Вроде бы все это не моего рабочего ума дело, но ведь вижу я, как одни убиваются на работе, чтоб народ наш еще богаче, сильнее стал, а другие посмеиваются да про свой карман думают, бражничают, работают с холодком, а то и вовсе дорогу на завод, стройку забывают. Пусть этих «других» мало, но и простому человеку видать, что завтра их, если не пресечь, будет куда больше. Нам дурную закваску не надо. Не за то мы воевали, чтоб бездельников и дармоедов кормить-ублажать.
СЫН: — Отец редко бывает столь категоричен. Суровые рассуждения его вызваны тем смятением, которое он пережил с Наримановой семьей. Как старый рабочий и солдат, вынесший на своих плечах тяготы нашего государства, он смотрит на нашу сегодняшнюю жизнь, на выросших в достатке молодых, знающих о нужде, голоде и холоде лишь по кино и книжкам, — смотрит порой на них и негодует. «Вся блажь у них от достатка и безделья, — говорит он. — Подай им не просто добротную одежду, но чтоб заграничная была, ни русских, ни башкирских песен не поют, а крутят свои магнитофоны и дергаются».
«Не сердись, отец, — заступается мать за молодых. — Вспомни, как смотрели на нас в Михайловке люди, когда мы отказались венчаться в церкви, потом отказались крестить детей. Вот сейчас мы взялись ругать молодых. Разве они виноваты, что родились в другое, счастливое время? Какие отец с матерью согласятся в наши дни держать впроголодь детей, плохо одевать их, мучить тяжелой работой? Дальше, отец, смотри. Наши внуки живут лучше наших детей, но ведь правнуки будут жить еще лучше. Тогда что останется нам, если даже внуки будут ворчать на своих детей?»

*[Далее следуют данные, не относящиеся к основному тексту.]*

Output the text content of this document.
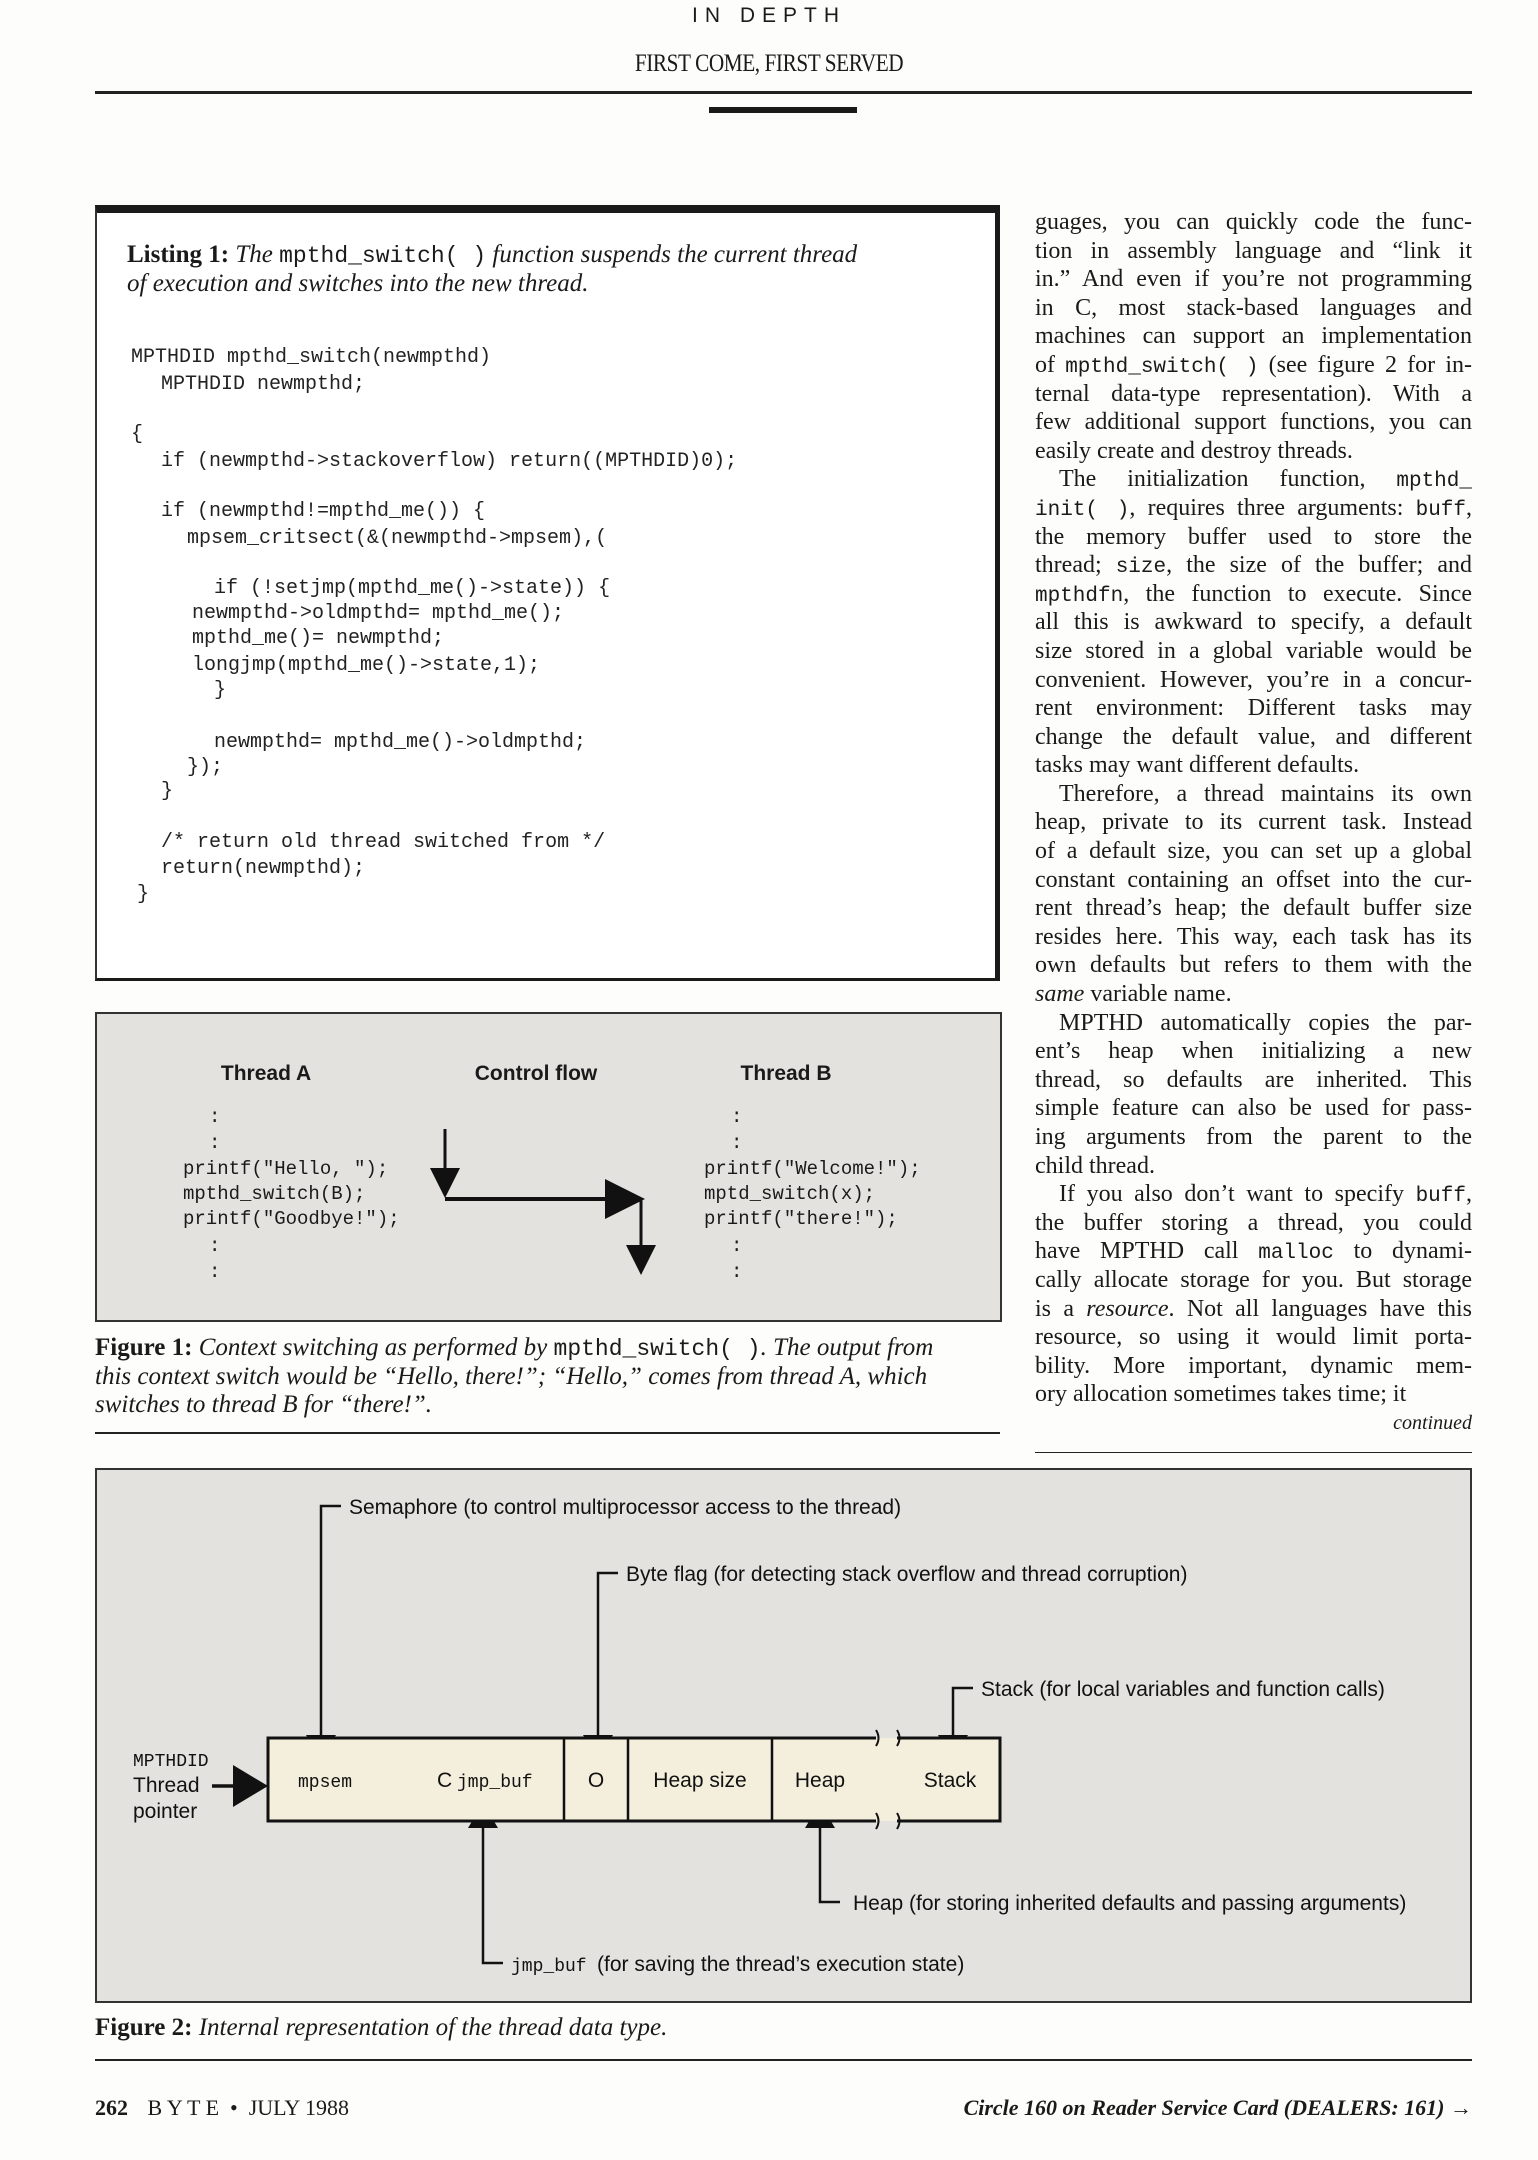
IN DEPTH
FIRST COME, FIRST SERVED
Listing 1: The mpthd_switch( ) function suspends the current thread
of execution and switches into the new thread.
MPTHDID mpthd_switch(newmpthd)
MPTHDID newmpthd;
{
if (newmpthd->stackoverflow) return((MPTHDID)0);
if (newmpthd!=mpthd_me()) {
mpsem_critsect(&(newmpthd->mpsem),(
if (!setjmp(mpthd_me()->state)) {
newmpthd->oldmpthd= mpthd_me();
mpthd_me()= newmpthd;
longjmp(mpthd_me()->state,1);
}
newmpthd= mpthd_me()->oldmpthd;
});
}
/* return old thread switched from */
return(newmpthd);
}
Thread A	Control flow	Thread B
:
:
printf("Hello, ");
mpthd_switch(B);
printf("Goodbye!");
:
:
:
:
printf("Welcome!");
mptd_switch(x);
printf("there!");
:
:
Figure 1: Context switching as performed by mpthd_switch( ). The output from
this context switch would be “Hello, there!”; “Hello,” comes from thread A, which
switches to thread B for “there!”.
guages, you can quickly code the func-
tion in assembly language and “link it
in.” And even if you’re not programming
in C, most stack-based languages and
machines can support an implementation
of mpthd_switch( ) (see figure 2 for in-
ternal data-type representation). With a
few additional support functions, you can
easily create and destroy threads.
The initialization function, mpthd_
init( ), requires three arguments: buff,
the memory buffer used to store the
thread; size, the size of the buffer; and
mpthdfn, the function to execute. Since
all this is awkward to specify, a default
size stored in a global variable would be
convenient. However, you’re in a concur-
rent environment: Different tasks may
change the default value, and different
tasks may want different defaults.
Therefore, a thread maintains its own
heap, private to its current task. Instead
of a default size, you can set up a global
constant containing an offset into the cur-
rent thread’s heap; the default buffer size
resides here. This way, each task has its
own defaults but refers to them with the
same variable name.
MPTHD automatically copies the par-
ent’s heap when initializing a new
thread, so defaults are inherited. This
simple feature can also be used for pass-
ing arguments from the parent to the
child thread.
If you also don’t want to specify buff,
the buffer storing a thread, you could
have MPTHD call malloc to dynami-
cally allocate storage for you. But storage
is a resource. Not all languages have this
resource, so using it would limit porta-
bility. More important, dynamic mem-
ory allocation sometimes takes time; it
continued
Semaphore (to control multiprocessor access to the thread)
Byte flag (for detecting stack overflow and thread corruption)
Stack (for local variables and function calls)
MPTHDID
Thread
pointer
mpsem	C jmp_buf	O Heap size Heap	Stack
Heap (for storing inherited defaults and passing arguments)
jmp_buf (for saving the thread’s execution state)
Figure 2: Internal representation of the thread data type.
262 B Y T E  •  JULY 1988	Circle 160 on Reader Service Card (DEALERS: 161) →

«Нам ничего не остается, как вовремя умереть», — сердится отец. «Смерть, выходит, нужна людям, — вздыхает мать. — Нельзя без нее. Чтоб молодые не запинались о старых…»
СЫН: — Когда появляются собственные дети, родители на какое-то время выпадают из твоей жизни. Так было и со мной. Связанный по рукам и ногам семьей, работой, частыми поездками в районы республики, честолюбивыми, трудно исполнимыми при моем небогатырском здоровье журналистскими замыслами, я с трудом находил время проведать родителей. «Да мы понимаем, — успокаивали они. — Молодым надо расти, много работать. Где же тут найти свободное время? Вы живите, не беспокойтесь о нас. Открытки хоть шлите почаще».